Despite the Latin Lavor of the title, "El Grande de Coca-Cola" is unmistakably British. It hails from the kick-you-in-the-teeth school of British humor that has supplied us, at its best, with "Fawlty Towers" and the assorted "Monty Pythons," while strongly influencing our own "Saturday Night" show and spinoffs.
The emcee of this show, which opened last weekend at d.c. space, is Pepe Hernandez, the patriarch of an improbable Latin show-biz family of five that has inherited its wardrobe from a pre-Castro Havana nightclub, and speaks a language ("and now, uno acto mas dangeroso," "uno acto fabuloso y different ," etc.) best described as pidgin Spanish.

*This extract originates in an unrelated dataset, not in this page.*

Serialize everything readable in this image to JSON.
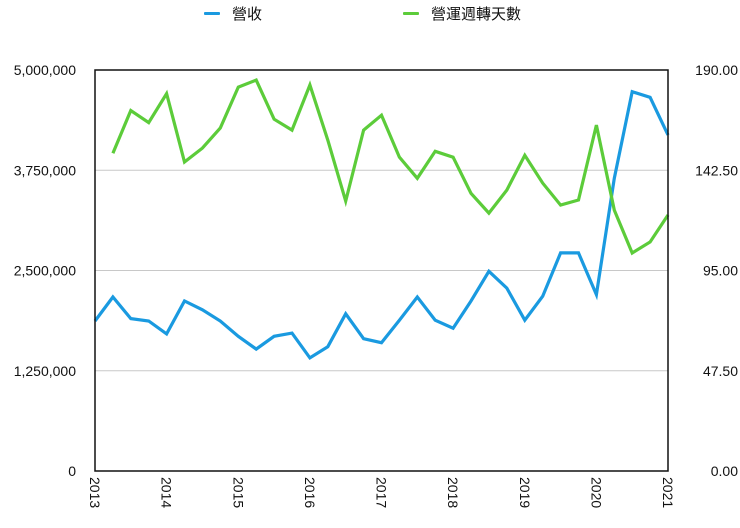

Pepe himslef, agreeably acted by Brian Corrrigan, entertains us with incompetent, Latinizied impersonations of Cary Grant, James Stewart and Charles Laughton (in "The Humpety-Back of Notre Dame"). Then his kin take turns singing, dancing, and presenting such dubios "actos" as "Blind Joe Jackson," a blues singer who has trouble finding the strings on his guitar. (In similar vein, there is a blindfold mystic who promises to identify objects suggested by the audience, and manages only to identify a rubber boot -- by fondling it.) And at regular intervals, the Hernandezes take time out to plug Coca-Cola, their sponsor.
One of the many strange things about this strange show is how many of its acts have nothing to do with the Latin motif. After intermission, for example, the Hernandez family comes on as a French theater troupe performing a play about Toulouse-lautrec. Then comes perhpas the strangest, but most successful, act of all -- a pantomime wedding ceremony in which all the participants look happy and harmonious, followed by a "slow-motion replay" in which the same scene abounds with violence and bitterness.
The director, John Neville-Andrews, was part of the original team that wrote and performed this show and generated a large and loyal following for it in New York and elsewhere. Nothing about the version playing nightly except Mondays through March 15 at d.c. space even begins to explain that earlier success.